You're enclosing a space for a new conference area. But what if you need to turn that enclosed conference room into an open informal collaborative area or workspaces to accommodate an influx of employees?
Tearing down the existing walls enclosing the space is a costly, time-consuming, and messy job. That is, unless you opted to use demountable or mobile partitions.
Movable vs. Demountable
There are two fundamental types of non-permanent partitions: movable and demountable.
"A more traditional operable partition would be the type that is supported from the ceiling and pulls out from the wall in sort of an accordion fashion," says Mike Reinhart, interior design project manager for Perkins + Will. "You can also do the type that are recessed in a ceiling – they're motorized and retract downward."
Demountable partitions, on the other hand, are essentially walls that can be removed in sections. "Demountable partitions are individual wall panels that can be removed and reinstalled and usually connect to a ceiling grid and to the floor," Reinhart explains.
Flexibility Is Fundamental
Flexibility is one reason to opt for demountable partitions. Your need for flexibility will dictate whether demountable partitions are suited for your needs and your facility.
Demountable partitions are relatively easy to install during or after construction, and can be taken down and reinstalled by your facilities crew or a service provider in a matter of hours.
Over a night or a weekend, demountable partitions enclosing a conference area can be removed so the area can be turned into desked workspace for new employees. The same partitions can then be reinstalled in another area, providing a new enclosed office or conference area.

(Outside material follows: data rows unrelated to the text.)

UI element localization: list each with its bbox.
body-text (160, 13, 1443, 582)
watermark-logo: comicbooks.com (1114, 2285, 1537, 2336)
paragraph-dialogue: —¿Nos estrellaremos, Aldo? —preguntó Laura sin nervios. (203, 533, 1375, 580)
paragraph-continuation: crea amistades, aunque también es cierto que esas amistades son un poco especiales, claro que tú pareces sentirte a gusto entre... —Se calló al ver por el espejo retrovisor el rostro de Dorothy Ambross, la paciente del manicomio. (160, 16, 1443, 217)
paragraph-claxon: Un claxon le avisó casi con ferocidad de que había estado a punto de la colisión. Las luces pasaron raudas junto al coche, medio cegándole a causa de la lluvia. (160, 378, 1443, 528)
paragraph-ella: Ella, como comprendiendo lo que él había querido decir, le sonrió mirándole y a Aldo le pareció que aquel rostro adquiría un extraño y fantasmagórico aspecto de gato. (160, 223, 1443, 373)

"A movable wall product will allow a customer to change their culture and their environment without having to go through a whole construction process," says Rob Wittl, senior project manager for KI Movable Walls. "We have a lot of customers that say, 'We need to do this change at night or over the weekend,' and having a flexible product allows them to make these changes quickly, efficiently, and cost-effectively."
Because these systems do have a higher upfront cost than constructed walls, you must consider if you will actually take advantage of the mobility of the partitions. "The end user really has to weigh whether or not they have significant movement and churn so that they're truly going to reuse the product," Whittl says.
The real savings in demountable walls lies in the long-haul usage of the walls. If you set them up and never move them so they act as permanent walls, you won't see a cost savings at all.
However, "If there's a lot of churn and you're tearing down rooms of demountable partitions, which would otherwise be built space, and redeploying them elsewhere, it'll pay off down the road," Reinhart explains.
Acoustic properties are always a concern when it comes to walls –
whether permanent, movable, or demountable. Acoustics are just one more consideration to make when deciding between wall types.
Acoustic value in demountable partitions is measured by STC (sound transmission class), a measurement of how well the wall will block sound from one room to another.
Demountable partitions have an STC that might range between the mid-30s to the mid-40s, explains Reinhart, while a permanent drywall would range between low 40s and upper 50s.
Codes are another factor to consider before installing demountable partitions. "When you have built environments and you have lighting within the rooms, if you take that room apart or create a new room with demountable partitions, you still need to make sure that you have lighting configurations and HVAC distribution working in the room," Reinhart says.
There are plenty of variables to consider before installing demountable partitions. Consider your company's churn rate and culture, acoustic concerns, your city codes, and whether you'll benefit from walls that can move.